Keep moisture with mulch and structure

Permaculture is about reducing waste. Mulch and organic matter can reduce evaporation and stabilize moisture.

  • Water deeply and less often
  • Always cover the soil around plants
  • Collect rainwater if possible

Feed the soil, not just the plants

Instead of thinking in quick fixes, you build fertility layer by layer.

  • Compost as a base
  • Grass clippings and leaves as ongoing mulch
  • Legumes (e.g., beans) as part of the season

❓ Frequently asked questions about permaculture

What is permaculture, and how is it used in the garden?

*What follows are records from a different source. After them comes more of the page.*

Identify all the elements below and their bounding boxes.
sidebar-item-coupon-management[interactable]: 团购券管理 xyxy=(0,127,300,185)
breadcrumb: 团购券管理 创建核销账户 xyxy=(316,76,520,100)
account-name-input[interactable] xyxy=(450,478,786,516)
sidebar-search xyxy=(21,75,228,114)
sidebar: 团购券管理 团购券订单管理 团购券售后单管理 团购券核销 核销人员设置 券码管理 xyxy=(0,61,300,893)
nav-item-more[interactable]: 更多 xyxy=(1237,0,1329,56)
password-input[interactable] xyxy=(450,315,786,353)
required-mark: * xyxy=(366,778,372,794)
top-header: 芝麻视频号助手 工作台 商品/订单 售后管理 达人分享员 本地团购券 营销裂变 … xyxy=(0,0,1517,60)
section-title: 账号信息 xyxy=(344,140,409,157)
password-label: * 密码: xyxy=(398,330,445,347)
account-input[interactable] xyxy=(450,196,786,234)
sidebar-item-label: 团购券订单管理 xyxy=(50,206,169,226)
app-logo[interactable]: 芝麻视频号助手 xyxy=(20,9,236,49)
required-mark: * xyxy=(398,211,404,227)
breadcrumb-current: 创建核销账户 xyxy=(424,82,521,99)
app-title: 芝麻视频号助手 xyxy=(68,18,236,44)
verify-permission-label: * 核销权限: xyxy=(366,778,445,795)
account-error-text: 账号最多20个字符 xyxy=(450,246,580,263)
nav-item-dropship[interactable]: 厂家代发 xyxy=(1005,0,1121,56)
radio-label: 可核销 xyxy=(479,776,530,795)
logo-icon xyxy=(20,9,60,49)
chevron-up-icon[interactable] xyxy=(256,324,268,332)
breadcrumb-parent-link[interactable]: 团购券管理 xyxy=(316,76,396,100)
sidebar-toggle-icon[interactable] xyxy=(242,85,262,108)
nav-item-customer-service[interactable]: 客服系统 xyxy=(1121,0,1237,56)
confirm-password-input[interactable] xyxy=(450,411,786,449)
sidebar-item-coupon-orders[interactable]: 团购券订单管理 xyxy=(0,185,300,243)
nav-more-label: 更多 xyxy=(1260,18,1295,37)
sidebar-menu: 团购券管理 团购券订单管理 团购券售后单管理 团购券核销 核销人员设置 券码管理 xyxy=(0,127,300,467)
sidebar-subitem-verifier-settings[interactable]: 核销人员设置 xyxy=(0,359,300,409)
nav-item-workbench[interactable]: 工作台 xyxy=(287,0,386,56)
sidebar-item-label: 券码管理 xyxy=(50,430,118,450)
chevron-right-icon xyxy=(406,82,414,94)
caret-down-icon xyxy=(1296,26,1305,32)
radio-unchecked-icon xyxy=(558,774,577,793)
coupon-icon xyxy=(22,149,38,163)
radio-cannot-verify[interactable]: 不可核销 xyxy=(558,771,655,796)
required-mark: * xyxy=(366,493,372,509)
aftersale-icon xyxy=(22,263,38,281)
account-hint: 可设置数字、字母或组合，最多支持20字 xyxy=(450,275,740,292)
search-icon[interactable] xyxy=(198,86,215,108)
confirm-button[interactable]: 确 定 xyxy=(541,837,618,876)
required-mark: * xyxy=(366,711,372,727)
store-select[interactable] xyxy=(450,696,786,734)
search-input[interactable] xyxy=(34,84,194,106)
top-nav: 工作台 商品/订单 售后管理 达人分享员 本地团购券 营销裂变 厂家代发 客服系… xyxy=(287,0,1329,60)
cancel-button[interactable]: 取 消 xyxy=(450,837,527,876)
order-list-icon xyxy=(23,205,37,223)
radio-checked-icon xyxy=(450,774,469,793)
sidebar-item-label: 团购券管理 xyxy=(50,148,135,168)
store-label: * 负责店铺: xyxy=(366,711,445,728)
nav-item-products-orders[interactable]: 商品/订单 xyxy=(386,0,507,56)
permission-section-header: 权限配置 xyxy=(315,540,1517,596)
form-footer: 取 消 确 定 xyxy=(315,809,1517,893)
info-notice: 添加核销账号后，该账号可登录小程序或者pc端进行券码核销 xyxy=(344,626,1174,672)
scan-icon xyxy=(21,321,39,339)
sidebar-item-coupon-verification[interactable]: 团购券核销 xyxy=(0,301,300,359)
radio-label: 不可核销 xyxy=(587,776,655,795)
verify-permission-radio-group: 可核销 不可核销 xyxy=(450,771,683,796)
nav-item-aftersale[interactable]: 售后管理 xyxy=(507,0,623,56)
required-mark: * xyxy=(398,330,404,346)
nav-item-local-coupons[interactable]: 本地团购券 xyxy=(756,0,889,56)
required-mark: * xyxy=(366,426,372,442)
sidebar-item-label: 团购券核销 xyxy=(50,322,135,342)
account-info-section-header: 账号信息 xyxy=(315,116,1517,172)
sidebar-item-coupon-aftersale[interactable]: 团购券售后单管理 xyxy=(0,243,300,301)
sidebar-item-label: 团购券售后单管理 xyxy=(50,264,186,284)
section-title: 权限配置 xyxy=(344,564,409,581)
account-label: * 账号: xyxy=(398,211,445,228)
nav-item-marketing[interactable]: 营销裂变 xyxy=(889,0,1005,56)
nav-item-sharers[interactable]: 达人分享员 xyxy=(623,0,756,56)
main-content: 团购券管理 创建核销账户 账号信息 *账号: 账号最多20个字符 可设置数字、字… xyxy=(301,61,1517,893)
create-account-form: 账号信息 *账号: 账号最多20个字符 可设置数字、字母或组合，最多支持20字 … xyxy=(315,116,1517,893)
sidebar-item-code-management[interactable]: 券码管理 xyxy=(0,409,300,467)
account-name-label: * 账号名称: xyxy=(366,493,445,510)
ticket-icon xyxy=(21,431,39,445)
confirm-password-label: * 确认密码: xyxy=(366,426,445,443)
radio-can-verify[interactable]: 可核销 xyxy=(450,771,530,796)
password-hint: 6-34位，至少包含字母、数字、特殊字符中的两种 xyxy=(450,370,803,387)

Permaculture is a design method where you create a garden that mimics nature’s cycles. You work with soil building, mulching, perennial plants, and biodiversity to get stable harvests with less work.

Can permaculture work?

Yes. In the Danish climate, permaculture works especially well with mulching, compost, perennial plants, and sheltering structures. It’s about designing for your local conditions.

How do you start with permaculture as a beginner?

Start with a small area, observe sun and moisture, cover the soil, and add a few perennials. Small steps often lead to quicker success than big overhauls.

Do you need to dig in permaculture?

Typically less. Many use no-dig: you cover the soil with organic matter so soil life improves the structure. Over time, that can mean fewer weeds and better water retention.

What is a forest garden in permaculture?

A forest garden is a multi-layered system with fruit trees, shrubs, herbs, and ground cover that uses space vertically and creates a stable growing environment with many perennial crops.

Which plants are good in a permaculture garden?

Perennial herbs, berry bushes, ground covers, and flowers for beneficial insects are great building blocks. Combine them with annual vegetables so you get both stability and ongoing harvests.

How does permaculture reduce weeds?

By covering the soil, using ground covers, and avoiding bare soil. Weeds have a harder time establishing when light and space are limited, and the soil is moist and alive.

Is permaculture the same as an organic garden?

Permaculture often overlaps with organic growing, but it’s more about design and systems thinking: placement, cycles, biodiversity, and perennial structures that make the garden more self-sustaining.

What’s the best way to water in a permaculture garden?

The focus is on keeping water in the soil: mulching, organic matter, and deep watering. Check the soil under the mulch – it can be surprisingly moist.

What mistakes do beginners typically make?

Starting too big, leaving the soil bare, and overlooking placement (sun, shelter, moisture). Start small, cover the soil, and adjust based on what you observe.